There will be one horizontal slice with four rows in it, a 6 bit mask, and 5 containers per slice because the 4th bit is present in all the values in the slice. This looks something like this, if stored as plain bitsets:

110111 1100 0110 1111 1010 0110 

There are three kinds of RoaringBitmap containers for different densities - sparse, dense, and run length encoded. Containers with only four values would always be sparse, for the sake of explanation, assume these are just the first four values in a much larger slice. Encoded as containers, this looks like:

110111 [4,2] {2,4} [0,4] 1010 {2,4}

Where the containers in braces have been represented as arrays of 16 bit values, the ones in square brackets are run length encoded, and the binary numbers are just bitsets.
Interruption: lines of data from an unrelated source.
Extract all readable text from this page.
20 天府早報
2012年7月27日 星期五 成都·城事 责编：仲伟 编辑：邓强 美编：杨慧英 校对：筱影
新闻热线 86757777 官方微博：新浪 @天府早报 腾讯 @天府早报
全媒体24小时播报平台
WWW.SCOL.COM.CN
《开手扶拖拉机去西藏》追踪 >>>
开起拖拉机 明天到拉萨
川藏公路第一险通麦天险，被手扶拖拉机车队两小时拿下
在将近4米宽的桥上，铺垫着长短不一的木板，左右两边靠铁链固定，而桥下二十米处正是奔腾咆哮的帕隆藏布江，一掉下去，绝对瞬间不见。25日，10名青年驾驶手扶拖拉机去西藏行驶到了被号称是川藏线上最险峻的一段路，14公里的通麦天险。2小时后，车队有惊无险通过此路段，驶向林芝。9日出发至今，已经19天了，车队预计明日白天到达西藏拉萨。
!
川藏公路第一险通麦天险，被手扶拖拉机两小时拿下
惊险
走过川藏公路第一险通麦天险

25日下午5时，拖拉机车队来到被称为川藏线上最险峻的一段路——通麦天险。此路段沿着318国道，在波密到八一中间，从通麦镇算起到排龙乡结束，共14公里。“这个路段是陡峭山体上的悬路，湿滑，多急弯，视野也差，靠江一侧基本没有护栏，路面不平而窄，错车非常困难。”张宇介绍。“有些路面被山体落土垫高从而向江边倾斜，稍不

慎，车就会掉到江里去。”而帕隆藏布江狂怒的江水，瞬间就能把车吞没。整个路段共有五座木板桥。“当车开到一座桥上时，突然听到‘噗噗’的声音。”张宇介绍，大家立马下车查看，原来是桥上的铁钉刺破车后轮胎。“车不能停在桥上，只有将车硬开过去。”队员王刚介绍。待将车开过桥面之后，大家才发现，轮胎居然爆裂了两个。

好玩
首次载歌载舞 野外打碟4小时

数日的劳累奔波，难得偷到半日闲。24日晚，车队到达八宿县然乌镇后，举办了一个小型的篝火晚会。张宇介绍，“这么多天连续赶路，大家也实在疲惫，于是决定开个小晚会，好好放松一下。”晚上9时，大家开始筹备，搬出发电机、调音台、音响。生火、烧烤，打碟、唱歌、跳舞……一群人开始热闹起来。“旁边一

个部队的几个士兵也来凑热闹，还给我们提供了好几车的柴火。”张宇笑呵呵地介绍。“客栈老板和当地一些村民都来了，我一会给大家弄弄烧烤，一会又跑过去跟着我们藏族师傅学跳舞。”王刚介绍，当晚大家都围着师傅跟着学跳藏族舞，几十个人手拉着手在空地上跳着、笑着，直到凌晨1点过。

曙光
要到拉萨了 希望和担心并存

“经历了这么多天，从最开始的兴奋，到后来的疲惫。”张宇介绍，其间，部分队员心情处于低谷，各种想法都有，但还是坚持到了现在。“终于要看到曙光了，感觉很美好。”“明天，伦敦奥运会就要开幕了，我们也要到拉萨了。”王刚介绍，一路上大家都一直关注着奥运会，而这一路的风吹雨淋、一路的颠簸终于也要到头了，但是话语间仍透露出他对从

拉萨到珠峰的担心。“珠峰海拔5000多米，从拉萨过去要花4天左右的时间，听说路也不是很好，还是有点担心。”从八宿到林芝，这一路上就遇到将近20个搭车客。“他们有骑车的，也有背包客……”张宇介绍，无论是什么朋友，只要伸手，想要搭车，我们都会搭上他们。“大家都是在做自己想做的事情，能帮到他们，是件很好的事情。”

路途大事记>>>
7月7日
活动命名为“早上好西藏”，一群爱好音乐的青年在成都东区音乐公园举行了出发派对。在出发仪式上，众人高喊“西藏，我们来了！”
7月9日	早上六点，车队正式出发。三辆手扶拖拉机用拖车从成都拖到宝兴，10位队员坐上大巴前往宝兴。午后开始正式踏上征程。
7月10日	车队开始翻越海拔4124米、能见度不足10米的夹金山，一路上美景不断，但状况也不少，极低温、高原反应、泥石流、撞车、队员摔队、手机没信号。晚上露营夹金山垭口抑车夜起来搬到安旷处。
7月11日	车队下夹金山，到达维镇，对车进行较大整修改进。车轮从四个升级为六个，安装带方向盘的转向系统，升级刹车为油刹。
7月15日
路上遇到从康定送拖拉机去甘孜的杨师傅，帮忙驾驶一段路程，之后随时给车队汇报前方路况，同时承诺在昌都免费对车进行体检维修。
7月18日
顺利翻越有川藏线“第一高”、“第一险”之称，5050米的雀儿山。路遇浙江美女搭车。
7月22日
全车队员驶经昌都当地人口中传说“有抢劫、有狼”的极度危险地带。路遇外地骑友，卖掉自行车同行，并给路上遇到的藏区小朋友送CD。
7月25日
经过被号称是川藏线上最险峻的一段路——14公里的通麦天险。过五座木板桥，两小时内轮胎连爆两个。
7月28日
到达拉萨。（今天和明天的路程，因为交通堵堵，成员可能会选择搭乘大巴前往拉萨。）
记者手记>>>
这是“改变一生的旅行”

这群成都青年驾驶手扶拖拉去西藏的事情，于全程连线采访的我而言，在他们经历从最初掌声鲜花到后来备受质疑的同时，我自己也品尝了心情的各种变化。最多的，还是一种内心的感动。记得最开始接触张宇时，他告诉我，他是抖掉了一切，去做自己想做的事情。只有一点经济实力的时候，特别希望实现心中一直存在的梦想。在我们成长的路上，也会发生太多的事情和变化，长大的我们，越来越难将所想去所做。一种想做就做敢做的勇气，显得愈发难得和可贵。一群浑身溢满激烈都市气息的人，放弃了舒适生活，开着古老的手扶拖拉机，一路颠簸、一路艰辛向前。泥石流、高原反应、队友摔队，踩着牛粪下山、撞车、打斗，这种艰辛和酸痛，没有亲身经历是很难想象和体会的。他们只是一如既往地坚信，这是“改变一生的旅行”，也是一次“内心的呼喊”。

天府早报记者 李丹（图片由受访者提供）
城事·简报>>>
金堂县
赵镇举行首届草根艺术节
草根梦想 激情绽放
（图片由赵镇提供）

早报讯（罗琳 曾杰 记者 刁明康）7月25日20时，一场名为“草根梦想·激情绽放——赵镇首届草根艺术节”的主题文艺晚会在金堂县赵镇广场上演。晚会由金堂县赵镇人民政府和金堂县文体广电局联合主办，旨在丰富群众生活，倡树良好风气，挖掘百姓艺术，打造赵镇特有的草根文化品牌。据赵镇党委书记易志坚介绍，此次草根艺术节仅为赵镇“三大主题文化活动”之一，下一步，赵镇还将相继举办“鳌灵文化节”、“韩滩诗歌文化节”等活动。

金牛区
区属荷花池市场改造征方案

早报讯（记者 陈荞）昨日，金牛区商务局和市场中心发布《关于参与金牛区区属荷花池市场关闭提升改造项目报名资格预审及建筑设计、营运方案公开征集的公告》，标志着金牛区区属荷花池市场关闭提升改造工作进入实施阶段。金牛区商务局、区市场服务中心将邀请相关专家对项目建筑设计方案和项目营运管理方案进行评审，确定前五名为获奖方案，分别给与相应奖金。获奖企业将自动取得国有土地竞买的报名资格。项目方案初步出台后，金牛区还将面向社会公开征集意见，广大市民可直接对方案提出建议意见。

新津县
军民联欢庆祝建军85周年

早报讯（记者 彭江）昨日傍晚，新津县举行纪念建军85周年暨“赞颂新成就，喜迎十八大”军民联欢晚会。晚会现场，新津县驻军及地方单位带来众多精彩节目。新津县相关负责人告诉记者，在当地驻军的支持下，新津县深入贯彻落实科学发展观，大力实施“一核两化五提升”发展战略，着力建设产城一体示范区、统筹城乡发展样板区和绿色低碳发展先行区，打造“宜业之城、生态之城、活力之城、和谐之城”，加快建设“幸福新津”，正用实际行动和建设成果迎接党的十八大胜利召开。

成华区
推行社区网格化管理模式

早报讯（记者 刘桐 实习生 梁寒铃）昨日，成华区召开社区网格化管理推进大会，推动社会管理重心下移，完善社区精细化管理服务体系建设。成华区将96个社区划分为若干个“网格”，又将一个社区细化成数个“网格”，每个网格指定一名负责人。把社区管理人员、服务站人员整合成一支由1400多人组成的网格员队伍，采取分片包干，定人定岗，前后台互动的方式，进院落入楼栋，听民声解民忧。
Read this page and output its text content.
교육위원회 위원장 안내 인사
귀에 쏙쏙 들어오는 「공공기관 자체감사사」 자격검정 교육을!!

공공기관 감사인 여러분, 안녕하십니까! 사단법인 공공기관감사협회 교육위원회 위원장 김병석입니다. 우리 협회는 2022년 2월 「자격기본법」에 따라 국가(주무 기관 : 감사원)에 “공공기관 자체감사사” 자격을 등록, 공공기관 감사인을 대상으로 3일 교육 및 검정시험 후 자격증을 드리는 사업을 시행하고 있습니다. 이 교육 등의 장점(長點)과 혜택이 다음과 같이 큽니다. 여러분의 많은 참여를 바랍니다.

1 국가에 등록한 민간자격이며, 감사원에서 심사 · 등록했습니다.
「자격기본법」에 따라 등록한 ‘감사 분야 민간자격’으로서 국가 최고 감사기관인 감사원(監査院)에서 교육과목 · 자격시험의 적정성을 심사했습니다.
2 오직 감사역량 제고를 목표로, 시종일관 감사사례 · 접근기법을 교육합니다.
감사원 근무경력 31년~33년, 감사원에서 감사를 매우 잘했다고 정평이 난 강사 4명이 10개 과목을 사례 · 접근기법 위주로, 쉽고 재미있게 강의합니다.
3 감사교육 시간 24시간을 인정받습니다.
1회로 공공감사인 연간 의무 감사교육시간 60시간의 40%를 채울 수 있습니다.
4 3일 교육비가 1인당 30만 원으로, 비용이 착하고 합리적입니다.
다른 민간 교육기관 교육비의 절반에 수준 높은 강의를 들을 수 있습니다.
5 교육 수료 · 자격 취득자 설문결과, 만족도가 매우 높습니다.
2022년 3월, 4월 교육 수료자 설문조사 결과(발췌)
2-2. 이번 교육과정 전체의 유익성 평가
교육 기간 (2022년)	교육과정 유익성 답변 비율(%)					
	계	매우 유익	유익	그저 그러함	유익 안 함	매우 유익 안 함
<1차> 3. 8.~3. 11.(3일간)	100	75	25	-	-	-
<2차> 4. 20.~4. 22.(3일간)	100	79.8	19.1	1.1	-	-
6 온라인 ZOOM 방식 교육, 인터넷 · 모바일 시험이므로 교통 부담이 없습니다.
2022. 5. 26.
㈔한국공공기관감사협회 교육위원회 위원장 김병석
To evaluate queries against RangeBitmap, the slices need to be iterated over in ascending order. For each slice, the containers need to be extracted and combined, using a different combination algorithm for each relation. The equality combination algorithm is very simple:

  • start with a bitset b with a set bit for each row in the slice
  • for each i from 0 to the size of the slice’s mask,
    • if i is set in the query value, remove the container i’s bits (or none, if container i is missing for the current slice) from b
    • If i is absent in the query value, intersect container i’s bits with b (or just clear it id the container is missing for the slice)

For inequality, b needs to be complemented at the end. Range queries are generally more complex to evaluate than this, but all queries are evaluated in this slice by slice in ascending row order fashion.